UKRI has provided a handy worked example:
If you are a HEP in the East Midlands your RIF allocation is 22% of your main 2023-24 HEIF allocation (not including top cap pot or business/commercialisation supplement). Therefore, if your main 2023-24 HEIF allocation was £1,000,000 then you will receive an additional £220,000 in your RIF allocation.
HEIF is allocated through knowledge exchange metrics – but it is not geared specifically to local activity. It is calculated based on HESA returns on business interactions, financial data from OfS, and data from Innovate UK on knowledge transfer partnerships. This means RIF is being granted on the basis of activity that isn’t solely regional in its nature.
In fairness, given the money must be spent by the end of March 2024 it would be entirely impractical to develop, measure and allocate funds based on a new set of funding parameters. UKRI has explicitly said that the use of HEIF is to “reduce complexity in a short term pilot,” so RIF could be allocated differently in future (if rolled out for further years, that is).

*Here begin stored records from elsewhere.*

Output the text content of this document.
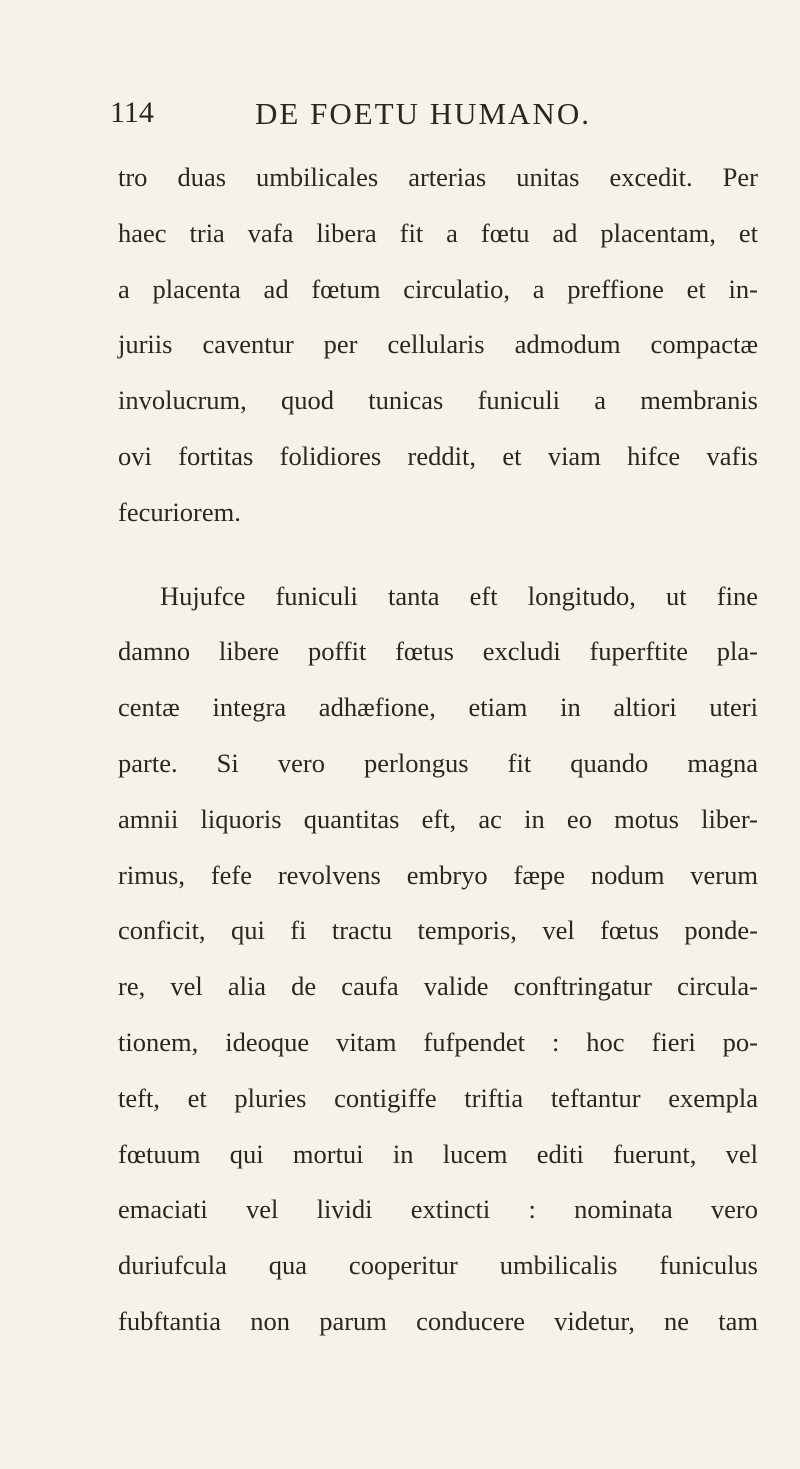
114	DE FOETU HUMANO.
tro duas umbilicales arterias unitas excedit. Per
haec tria vafa libera fit a fœtu ad placentam, et
a placenta ad fœtum circulatio, a preffione et in-
juriis caventur per cellularis admodum compactæ
involucrum, quod tunicas funiculi a membranis
ovi fortitas folidiores reddit, et viam hifce vafis
fecuriorem.
Hujufce funiculi tanta eft longitudo, ut fine
damno libere poffit fœtus excludi fuperftite pla-
centæ integra adhæfione, etiam in altiori uteri
parte. Si vero perlongus fit quando magna
amnii liquoris quantitas eft, ac in eo motus liber-
rimus, fefe revolvens embryo fæpe nodum verum
conficit, qui fi tractu temporis, vel fœtus ponde-
re, vel alia de caufa valide conftringatur circula-
tionem, ideoque vitam fufpendet : hoc fieri po-
teft, et pluries contigiffe triftia teftantur exempla
fœtuum qui mortui in lucem editi fuerunt, vel
emaciati vel lividi extincti : nominata vero
duriufcula qua cooperitur umbilicalis funiculus
fubftantia non parum conducere videtur, ne tam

However, of all the things in all the world that an additional slug of money could be spent on including just topping up existing funds, it’s encouraging to see levelling up policy and R&D policy coalesce in a meaningful way. The funding is flexible and providers will define what they deem to be their local and regional footprint. And unlike HEIF it can be used for capital as well as revenue, and it can be spent on anything furthering economic growth or productivity.
It’s not often that funding like this turns up unexpectedly. Potentially only a year out from an election now is a good opportunity for universities to demonstrate how they can turn government funding into local benefits with their partners.